Se había prometido dejarlo pasar, pero era imposible que no le calara.

En un arrebato de resentimiento, se inclinó sobre él y lo besó, mordiéndole el labio con fuerza.

El dolor despertó a Liberto de golpe. Abrió los ojos, aún nublados por el sueño, pero aceptó el castigo sin oponer resistencia. La rodeó con los brazos por instinto, cuidando que no se fuera a caer de la cama. El dolor agudo se transformó pronto en un entumecimiento, seguido por el sabor metálico de la sangre que comenzó a brotar.
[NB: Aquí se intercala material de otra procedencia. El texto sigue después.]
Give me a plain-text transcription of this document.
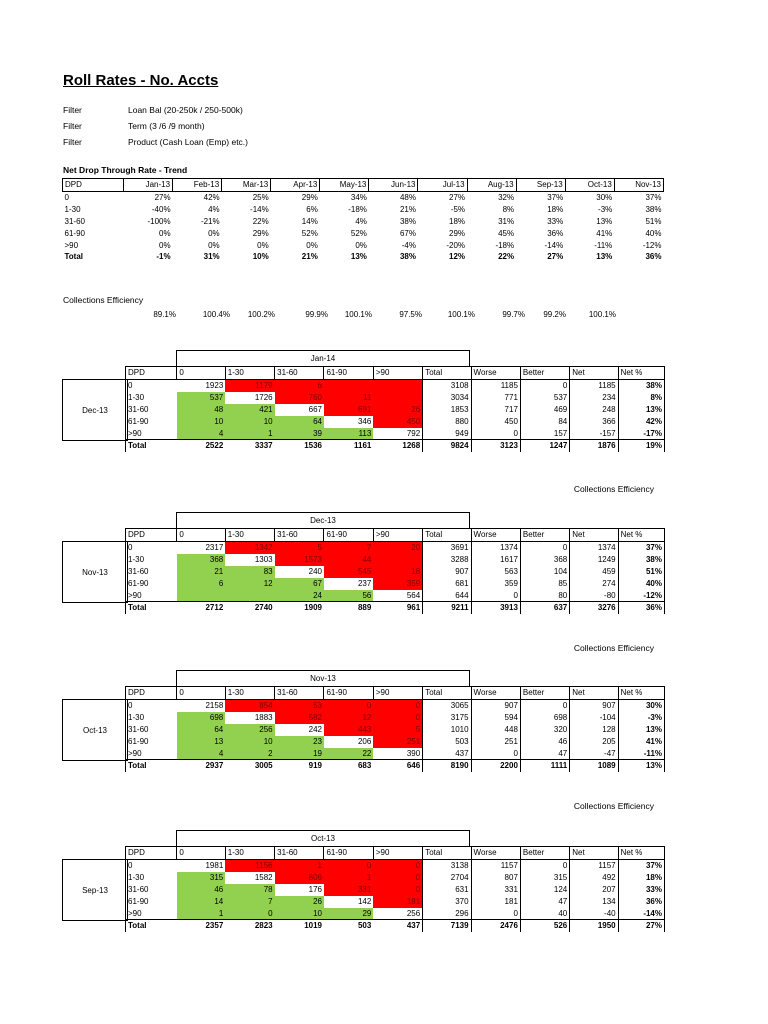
Roll Rates - No. Accts
Filter	Loan Bal (20-250k / 250-500k)
Filter	Term (3 /6 /9 month)
Filter	Product (Cash Loan (Emp) etc.)
Net Drop Through Rate - Trend
DPD	Jan-13	Feb-13	Mar-13	Apr-13	May-13	Jun-13	Jul-13	Aug-13	Sep-13	Oct-13	Nov-13
0	27%	42%	25%	29%	34%	48%	27%	32%	37%	30%	37%
1-30	-40%	4%	-14%	6%	-18%	21%	-5%	8%	18%	-3%	38%
31-60	-100%	-21%	22%	14%	4%	38%	18%	31%	33%	13%	51%
61-90	0%	0%	29%	52%	52%	67%	29%	45%	36%	41%	40%
>90	0%	0%	0%	0%	0%	-4%	-20%	-18%	-14%	-11%	-12%
Total	-1%	31%	10%	21%	13%	38%	12%	22%	27%	13%	36%
Collections Efficiency
89.1%	100.4%	100.2%	99.9%	100.1%	97.5%	100.1%	99.7%	99.2%	100.1%
Jan-14
DPD	0	1-30	31-60	61-90	>90	Total	Worse	Better	Net	Net %
0	1923	1179	6			3108	1185	0	1185	38%
1-30	537	1726	760	11		3034	771	537	234	8%
31-60	48	421	667	691	26	1853	717	469	248	13%
61-90	10	10	64	346	450	880	450	84	366	42%
>90	4	1	39	113	792	949	0	157	-157	-17%
Total	2522	3337	1536	1161	1268	9824	3123	1247	1876	19%
Dec-13
Collections Efficiency
Dec-13
DPD	0	1-30	31-60	61-90	>90	Total	Worse	Better	Net	Net %
0	2317	1342	5	7	20	3691	1374	0	1374	37%
1-30	368	1303	1573	44		3288	1617	368	1249	38%
31-60	21	83	240	545	18	907	563	104	459	51%
61-90	6	12	67	237	359	681	359	85	274	40%
>90			24	56	564	644	0	80	-80	-12%
Total	2712	2740	1909	889	961	9211	3913	637	3276	36%
Nov-13
Collections Efficiency
Nov-13
DPD	0	1-30	31-60	61-90	>90	Total	Worse	Better	Net	Net %
0	2158	854	53	0	0	3065	907	0	907	30%
1-30	698	1883	582	12	0	3175	594	698	-104	-3%
31-60	64	256	242	443	5	1010	448	320	128	13%
61-90	13	10	23	206	251	503	251	46	205	41%
>90	4	2	19	22	390	437	0	47	-47	-11%
Total	2937	3005	919	683	646	8190	2200	1111	1089	13%
Oct-13
Collections Efficiency
Oct-13
DPD	0	1-30	31-60	61-90	>90	Total	Worse	Better	Net	Net %
0	1981	1156	1	0	0	3138	1157	0	1157	37%
1-30	315	1582	806	1	0	2704	807	315	492	18%
31-60	46	78	176	331	0	631	331	124	207	33%
61-90	14	7	26	142	181	370	181	47	134	36%
>90	1	0	10	29	256	296	0	40	-40	-14%
Total	2357	2823	1019	503	437	7139	2476	526	1950	27%
Sep-13
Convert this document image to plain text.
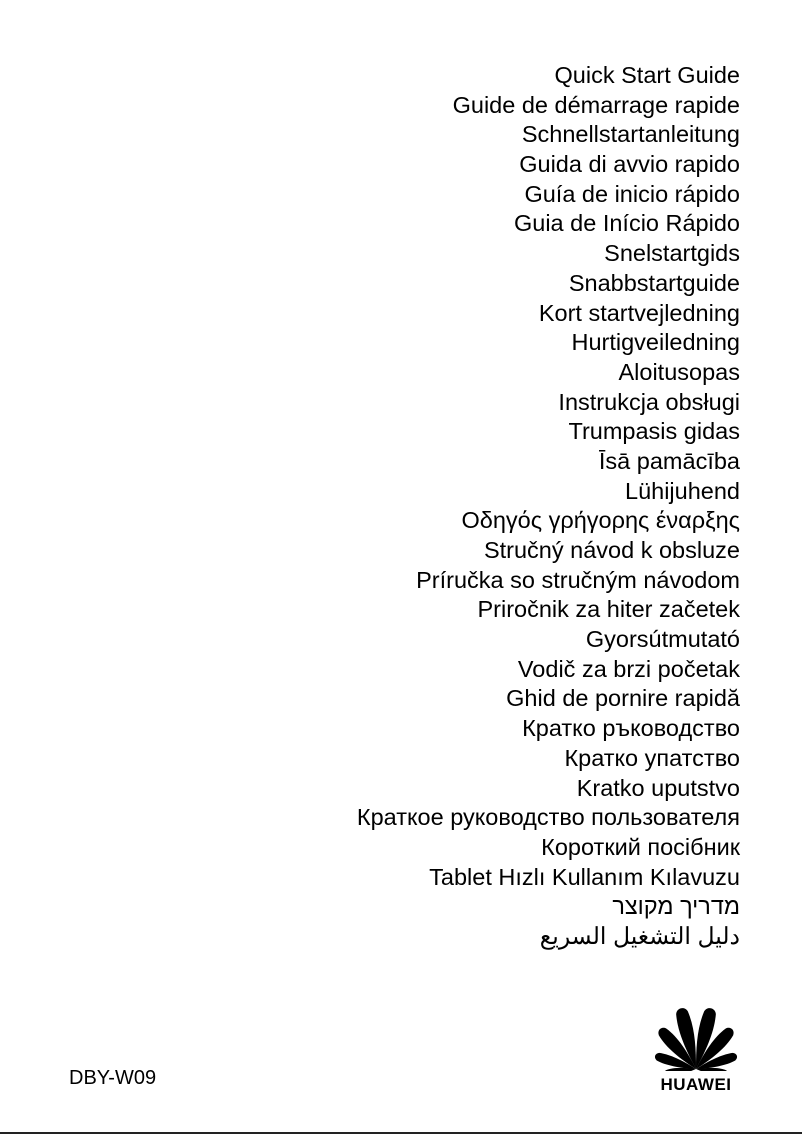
Quick Start Guide
Guide de démarrage rapide
Schnellstartanleitung
Guida di avvio rapido
Guía de inicio rápido
Guia de Início Rápido
Snelstartgids
Snabbstartguide
Kort startvejledning
Hurtigveiledning
Aloitusopas
Instrukcja obsługi
Trumpasis gidas
Īsā pamācība
Lühijuhend
Οδηγός γρήγορης έναρξης
Stručný návod k obsluze
Príručka so stručným návodom
Priročnik za hiter začetek
Gyorsútmutató
Vodič za brzi početak
Ghid de pornire rapidă
Кратко ръководство
Кратко упатство
Kratko uputstvo
Краткое руководство пользователя
Короткий посібник
Tablet Hızlı Kullanım Kılavuzu
מדריך מקוצר
دليل التشغيل السريع
DBY-W09	HUAWEI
Él simplemente pasó saliva, tragando el rastro de la herida.

Cuando ella intentó apartarse, satisfecha con su pequeña venganza, él no le dio oportunidad de escapar. La sujetó con firmeza, obligándola a quedarse cerca de él para profundizar el beso.

En algún punto, el camisón que se había puesto antes quedó descuidado; el cuello estaba hecho un desastre. El hombre hundió el rostro en su pecho, dejando marcas que reclamaban su territorio.

Rafaela terminó sentada a horcajadas sobre él.

Ese tono rojizo en su piel sugería mil cosas y él, casi con alevosía, se encargó de dejarle marcas similares en los lugares más visibles.

Finalmente, Liberto la soltó, pero solo para cargarla en vilo mientras agarraba sus zapatos con la otra mano. Así, la llevó fuera de la habitación.

—Hay que comer algo primero —dijo Liberto—. Necesitas recuperar fuerzas para lo que sigue.